Хлопковая компания для нас окончилась в последний день октября, когда всех студентов привезли на ту же станцию Мирзачуль. Поздно вечером на станции появился специальный поезд, который в ночь на 1-ое ноября благополучно доставил нас в Ташкент.
Явившись на следующий день в канцелярию техникума за расчетом по старому адресу, о чем нас предупредили заранее, я питал надежду получить хотя бы минимальную сумму денег, заработанных на сборе хлопка, которая была бы мне в то время весьма кстати. Однако моей надежде не суждено было сбыться. На заданный мною вопрос о деньгах наш бригадир, который вел учет собранного хлопка, лукаво посмотрев на меня, с усмешкой в голосе спросил: "Какие деньги? Все ваши деньги пошли на оплату обедов". - И, не дав мне раскрыть рта, продолжил: - "Знаю, знаю! Ты хочешь сказать, что постоянно выполнял норму. Но вспомни, вы же обедали все вместе и те кто выполнял норму, и те кто нет. Не могли же мы вас там делить. Тем более, что это были, в основном, девочки. Вы же не жмоты какие-то, полагаю - рыцари!"
Все это он мне говорил, перебирая заранее заготовленные листочки справок, отыскивая мою: "Ага, вот она. Питимиров А. На держи. Там все написано". Я никак не отреагировал на то, что он неточно прочел мою фамилию. Все, кто впервые воспринимали ее на слух, обязательно допускали какую—нибудь неточность, как в произношении, так и в написании.
Бегло прочтя текст справки, я, в тот раз, обратил только внимание на дописанную от руки к машинописному тексту дату: «I/ХI-41г.», - и вслед за ней, коряво звучавшее предложение: "Временно закрыт техникум».
Только спустя несколько лет, взяв в руки эту справку, я обнаружил, что рукописная фамилия в ней действительно читается как "Питимиров", а дата поступления в техникум значится: "I/УШ-40г."

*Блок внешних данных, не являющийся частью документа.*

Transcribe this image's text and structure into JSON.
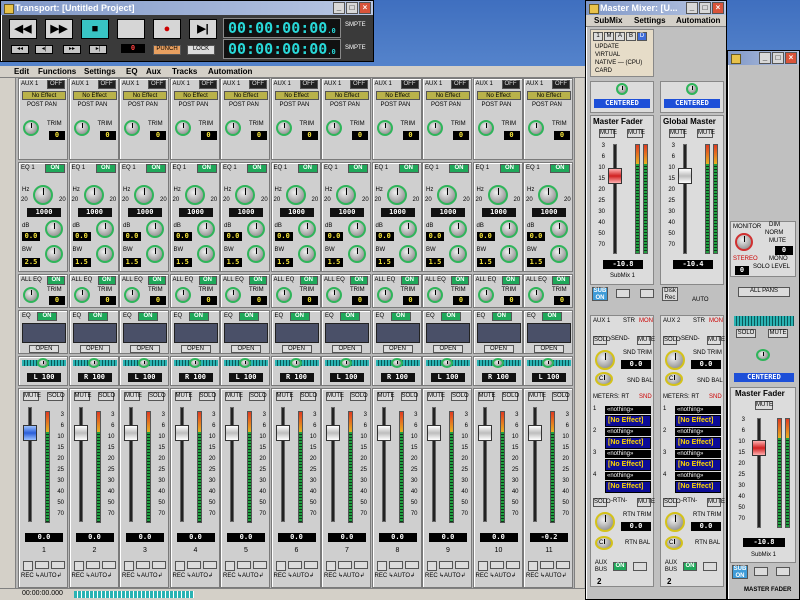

В остальном же документ отвечал всем установленным требованиям: оттиски гербовой печати и углового штампа с четким читаемым текстом, разборчивые подписи "Врид директора" и секретаря. Вот и доверяй после этого официальным документам. Хорошо еще, что эта справка мне в дальнейшем оказалась без надобности. Тогда она интересовала меня меньше всего.